Lastly on the topic of that Guardian article, a survey of U.S. obstetricians and gynecologists reported in February 2019 found that while nearly 3 out of 4 had a patient who wanted to end a pregnancy in the past year, fewer than 1 in 4 were willing and able to perform one themselves.  Note the views of Dr Donna Harrison: “We have two patients: both the unborn child and the mother. As physicians, we’ve taken the Hippocratic oath… So we don’t kill our patients.”  Surely, such a perspective would have provided an important balance to what seems like a one-sided propaganda piece.

Another example of this deliberate denial of an important issue is provided by the mainstream media’s censoring of the pro-life film “Unplanned”, which tells the poignant and powerful true story of Abby Johnson who became the youngest clinic director in the history of Planned Parenthood and then, after a life-changing experience, turns her into an anti-abortion activist.  The film received only two reviews from newspaper but received a 92% from audience review on “Rotten Tomatoes” and aired in over 1500 theatres across the USA.  In Canada, meanwhile, “Unplanned” was effectively banned from screening in cinemas.

Why do they keep blanking the truth?  What are they so scared of?

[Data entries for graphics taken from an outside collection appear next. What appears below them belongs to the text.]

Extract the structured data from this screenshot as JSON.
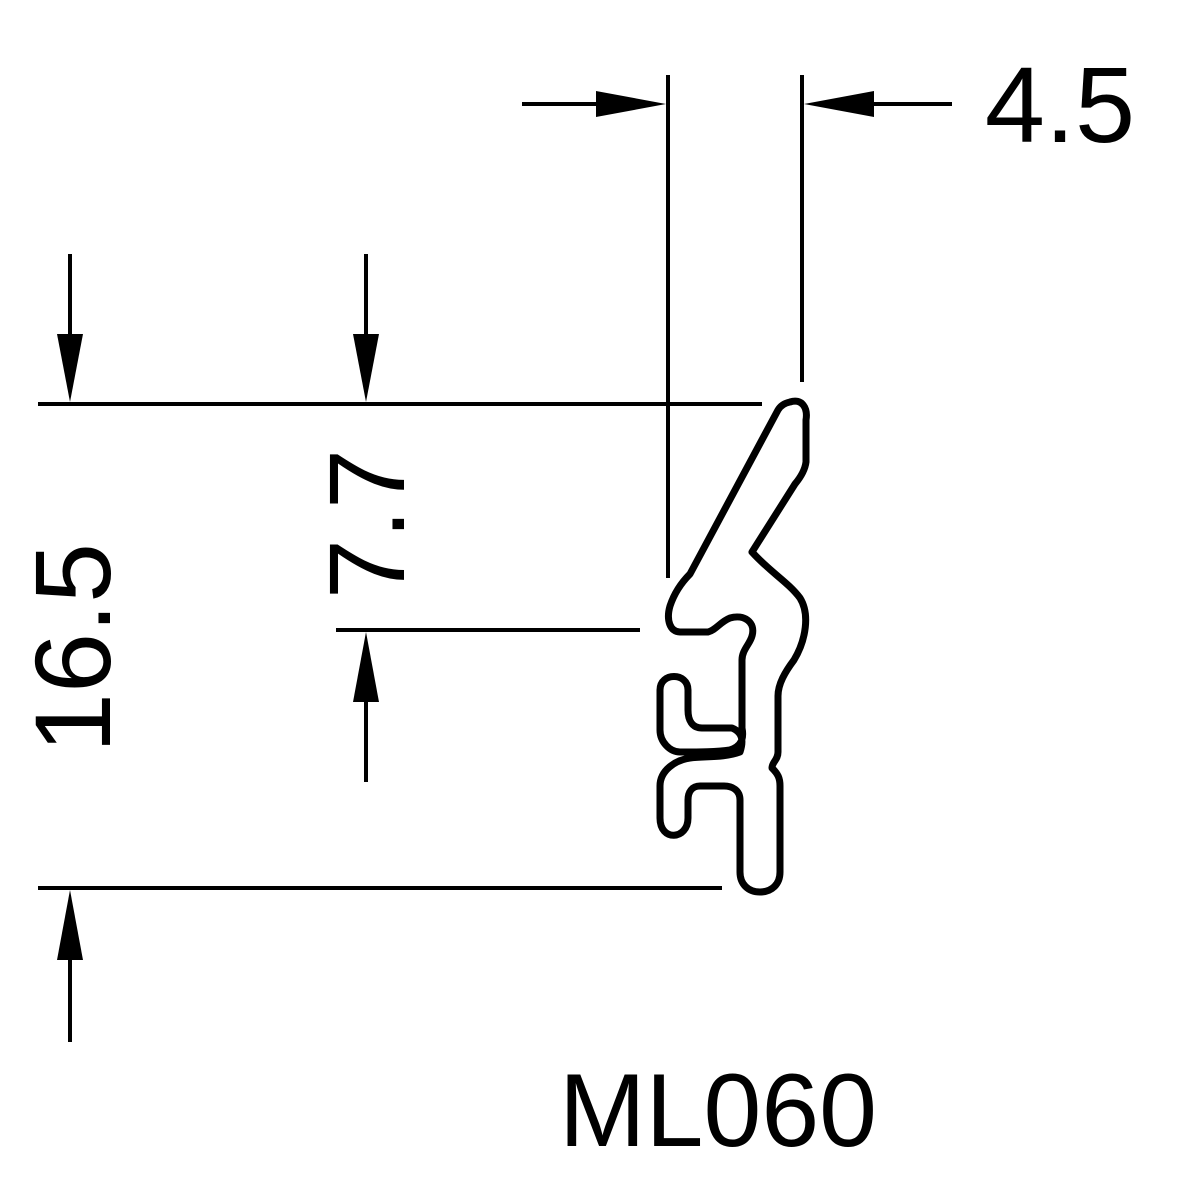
{
  "drawing": {
    "model_code": "ML060",
    "dimensions": {
      "width_top": "4.5",
      "height_total": "16.5",
      "height_upper": "7.7"
    }
  }
}
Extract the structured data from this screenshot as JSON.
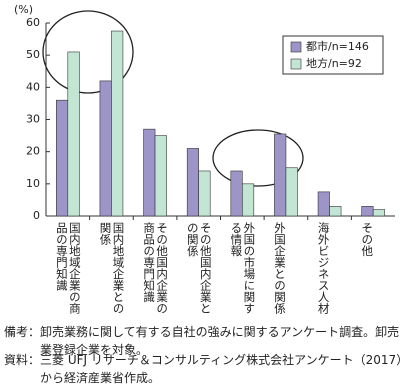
{
  "chart_data": {
    "type": "bar",
    "y_label": "(%)",
    "categories": [
      "国内地域企業の商品の専門知識",
      "国内地域企業との関係",
      "その他国内企業の商品の専門知識",
      "その他国内企業との関係",
      "外国の市場に関する情報",
      "外国企業との関係",
      "海外ビジネス人材",
      "その他"
    ],
    "series": [
      {
        "name": "都市/n=146",
        "color": "#9d94c8",
        "values": [
          36,
          42,
          27,
          21,
          14,
          25.5,
          7.5,
          3
        ]
      },
      {
        "name": "地方/n=92",
        "color": "#c3e6d4",
        "values": [
          51,
          57.5,
          25,
          14,
          10,
          15,
          3,
          2
        ]
      }
    ],
    "ylim": [
      0,
      60
    ],
    "yticks": [
      0,
      10,
      20,
      30,
      40,
      50,
      60
    ],
    "grid": false,
    "legend": "top-right"
  },
  "notes": [
    "備考：卸売業務に関して有する自社の強みに関するアンケート調査。卸売業登録企業を対象。",
    "資料：三菱 UFJ リサーチ＆コンサルティング株式会社アンケート（2017）から経済産業省作成。"
  ]
}
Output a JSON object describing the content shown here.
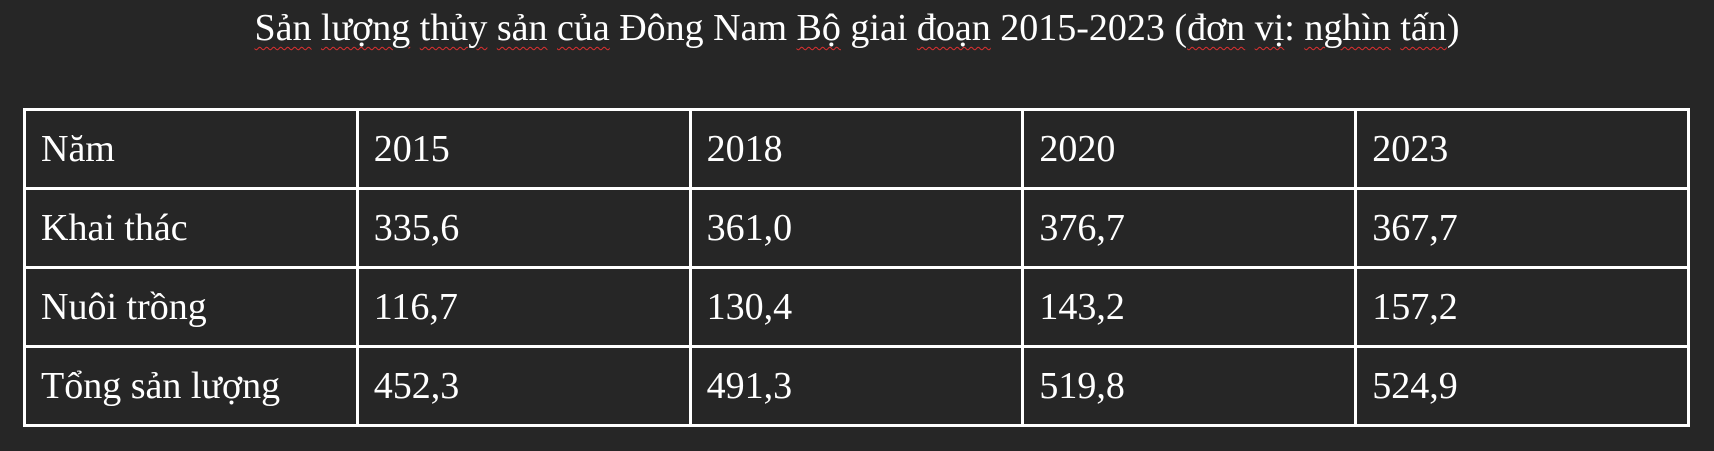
{
  "title": {
    "parts": [
      "Sản",
      " ",
      "lượng",
      " ",
      "thủy",
      " ",
      "sản",
      " ",
      "của",
      " Đông Nam ",
      "Bộ",
      " giai ",
      "đoạn",
      " 2015-2023 (",
      "đơn",
      " ",
      "vị",
      ": ",
      "nghìn",
      " ",
      "tấn",
      ")"
    ]
  },
  "table": {
    "header": [
      "Năm",
      "2015",
      "2018",
      "2020",
      "2023"
    ],
    "rows": [
      [
        "Khai thác",
        "335,6",
        "361,0",
        "376,7",
        "367,7"
      ],
      [
        "Nuôi trồng",
        "116,7",
        "130,4",
        "143,2",
        "157,2"
      ],
      [
        "Tổng sản lượng",
        "452,3",
        "491,3",
        "519,8",
        "524,9"
      ]
    ]
  },
  "colors": {
    "background": "#262626",
    "text": "#ffffff",
    "grid": "#ffffff",
    "spellcheck_underline": "#e03030"
  }
}
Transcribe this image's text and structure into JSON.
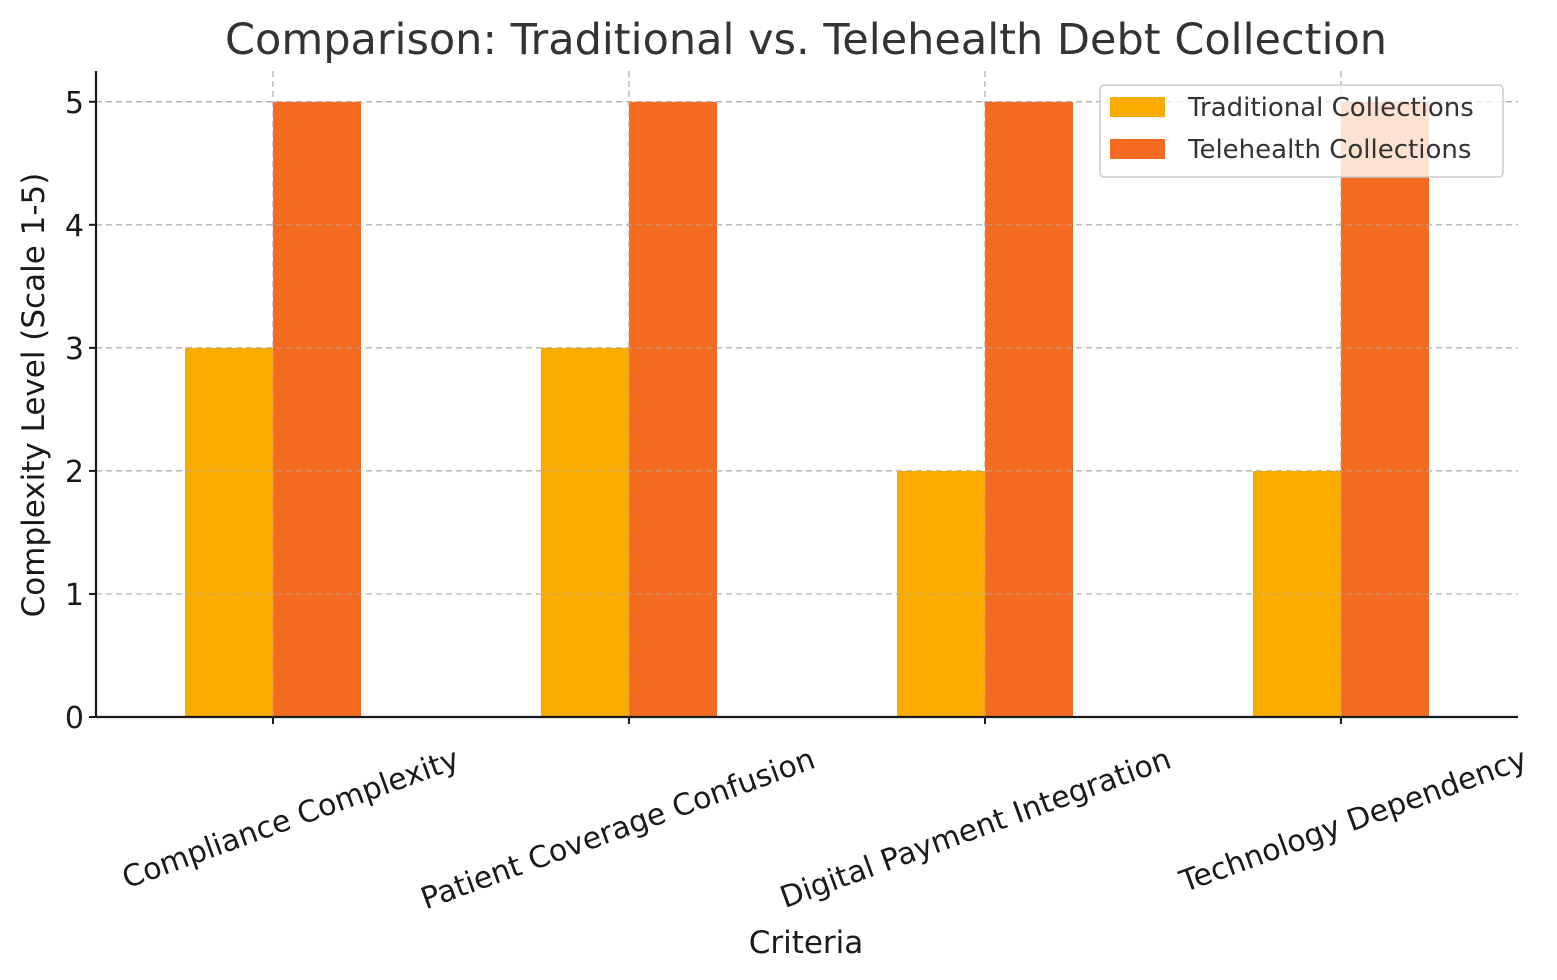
{
  "chart_data": {
    "type": "bar",
    "title": "Comparison: Traditional vs. Telehealth Debt Collection",
    "xlabel": "Criteria",
    "ylabel": "Complexity Level (Scale 1-5)",
    "categories": [
      "Compliance Complexity",
      "Patient Coverage Confusion",
      "Digital Payment Integration",
      "Technology Dependency"
    ],
    "series": [
      {
        "name": "Traditional Collections",
        "values": [
          3,
          3,
          2,
          2
        ],
        "color": "#FAAB00"
      },
      {
        "name": "Telehealth Collections",
        "values": [
          5,
          5,
          5,
          5
        ],
        "color": "#F26B21"
      }
    ],
    "ylim": [
      0,
      5.25
    ],
    "yticks": [
      0,
      1,
      2,
      3,
      4,
      5
    ],
    "grid": true,
    "legend": "top-right"
  }
}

One final note on the importance of not ignoring the facts, however inconvenient.  That rubbish dump in Nigeria where scavengers pick through e-waste causes all kinds of health problems for the locals.  In fact, exposure to toxic substances, like lead and mercury, which leaks into the atmosphere and water as expired gadgets are broken-up by hand, has been linked to thyroid dysfunction and spontaneous abortions in pregnant women.

Truly, we need to join the dots, move beyond the single issues and see the bigger picture.